Paradis : amour
Paradies : liebe
de Ulrich Seidl
Sélection officielle
En compétition



Sortie en salle : 9 janvier 2013




Ils te prennent comme tu es

Premier volet d'une trilogie sur le portrait de trois femmes d'une même famille, Paradis : amour est le nouveau film de l'auteur de Dog Days et Import Export, présenté en sélection officielle en 2007. Il confirme le penchant et le talent d’Ulrich Seidl à donner à voir des œuvres peu aimables, sans concessions, sans tabous, s’appropriant le genre documentaire pour mieux le détourner. Gratter le vernis, ici celui de l’exotisme et de la liberté, voilà sa marotte. Sous la plage, les pavés…

Sa fille indolente, son quotidien rébarbatif, Teresa les abandonne volontiers en Autriche. Elle s’envole pour le Kenya, dans un coin nommé Shanzu. Au Flamingo Beach Hotel, une troupe de « locaux » lui fait un accueil trois étoiles, avec collier de coquillages, de Jambo bwana à Hakuna matata et, sitôt le jus de mangue avalé, direction la chambre où l’attend déjà la valise qu’elle a préparée avec tant de soins. Sans oublier le détergeant pour « donner un coup » aux sanitaires, on ne sait jamais avec ces Noirs. Car Teresa est maniaque, tout ce qui fallait au réalisateur lui aussi toujours très accro aux détails.

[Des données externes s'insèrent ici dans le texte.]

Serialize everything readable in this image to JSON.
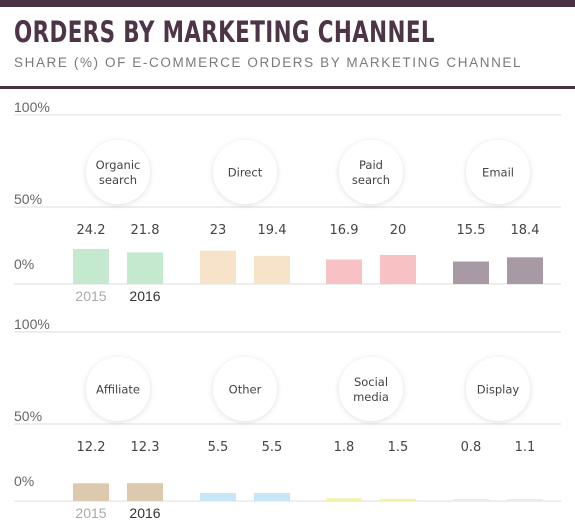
{
  "title": "ORDERS BY MARKETING CHANNEL",
  "subtitle": "SHARE (%) OF E-COMMERCE ORDERS BY MARKETING CHANNEL",
  "chart_data": {
    "type": "bar",
    "ylim": [
      0,
      100
    ],
    "y_ticks": [
      "100%",
      "50%",
      "0%"
    ],
    "years": [
      "2015",
      "2016"
    ],
    "grid": true,
    "panels": [
      {
        "categories": [
          "Organic\nsearch",
          "Direct",
          "Paid\nsearch",
          "Email"
        ],
        "series": [
          {
            "name": "2015",
            "values": [
              24.2,
              23,
              16.9,
              15.5
            ]
          },
          {
            "name": "2016",
            "values": [
              21.8,
              19.4,
              20,
              18.4
            ]
          }
        ],
        "value_labels": [
          [
            "24.2",
            "21.8"
          ],
          [
            "23",
            "19.4"
          ],
          [
            "16.9",
            "20"
          ],
          [
            "15.5",
            "18.4"
          ]
        ],
        "colors": [
          "#c4e9cf",
          "#f6e3c9",
          "#f8c2c4",
          "#a89aa4"
        ]
      },
      {
        "categories": [
          "Affiliate",
          "Other",
          "Social\nmedia",
          "Display"
        ],
        "series": [
          {
            "name": "2015",
            "values": [
              12.2,
              5.5,
              1.8,
              0.8
            ]
          },
          {
            "name": "2016",
            "values": [
              12.3,
              5.5,
              1.5,
              1.1
            ]
          }
        ],
        "value_labels": [
          [
            "12.2",
            "12.3"
          ],
          [
            "5.5",
            "5.5"
          ],
          [
            "1.8",
            "1.5"
          ],
          [
            "0.8",
            "1.1"
          ]
        ],
        "colors": [
          "#ddc9ad",
          "#c7e7f7",
          "#f2f2a6",
          "#ececec"
        ]
      }
    ],
    "year_label_colors": [
      "#aaaaaa",
      "#333333"
    ]
  }
}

À la caricature parfaite du tourisme beauf en général, de toutes les situations, s’inscrit cependant en parallèle la trajectoire que lui donne Teresa en particulier. Sa joie presqu’enfantine de la découverte, des vacances, de la mer et du soleil, de la vie todo incluido à l’hôtel exulte à la faveur de la scène hilarante du singe, de la banane et de la photo.

Branchée par une « habituée » des us et coutumes du coin – et de tant d’autres –, Teresa découvre cet étrange rituel qui, sur la plage et séparés par une cordelette chargée de symbole, met face à face les touristes blancs alignés sur leurs matelas et les jeunes Kenyans alignés le dos à la mer. Sugar mamas vs beach boys. « Ça t’arrivera », lui assure sa copine. Malgré son âge, ses bourrelets, ses rides ? Oui, et c’est même elle qui « le » choisira : toujours « opé », on peut vérifier la dentition, tâter les muscles de son acquisition… avant de se laisser embarquer par une de ces mobylettes qui mènent un ballet infernal à la sortie du ghettôtel. Retour vers l’horreur de l’esclavagisme ? Non, simple routine, persifle, et c’est là toute la force du film, Ulrich Seidl. Alors, puisque tout cela est normal, ça arrive en effet à Teresa, avec Munga (beach boy de son état sur les plages de Mombassa), enfin un qui ne l’embête pas à chaque pas avec un collier de graines ou quelqu’autre saleté à vendre.

Entre quête de tendresse et commerce de l’amour, entre chair triste et chair fraîche, entre naufrage d’un continent et naufrage de la vieillesse, alors que les déséquilibres s’entrechoquent, lequel est la proie de l’autre ? Où faut-il placer le curseur de l’humiliation, du racisme ? Pour arriver à s’exécuter avec « sa grosse », Munga a quand même besoin d’un minimum de concentration : « Tu rigoles trop » « Tu parles trop » la calme-t-il, tandis que Teresa tente de refaire l’éducation de son « amant » en matière de préliminaires, sur lesquels elle est là aussi très pointilleuse.

Le film est dur, le propos graveleux, le concept malsain, les images crues… et Margarethe Tiesel courageuse, qui porte toute cette sordidité sur ses épaules et qui était une prétendante sérieuse au prix d’interprétation.

Marie-José Astic

 

 

 


2h00 - Autriche - Scénario : Veronika FRANZ, Ulrich SEIDL - Interprétation : Maria HOFFSTATTER, Margarete TIESEL, Inge MAUX.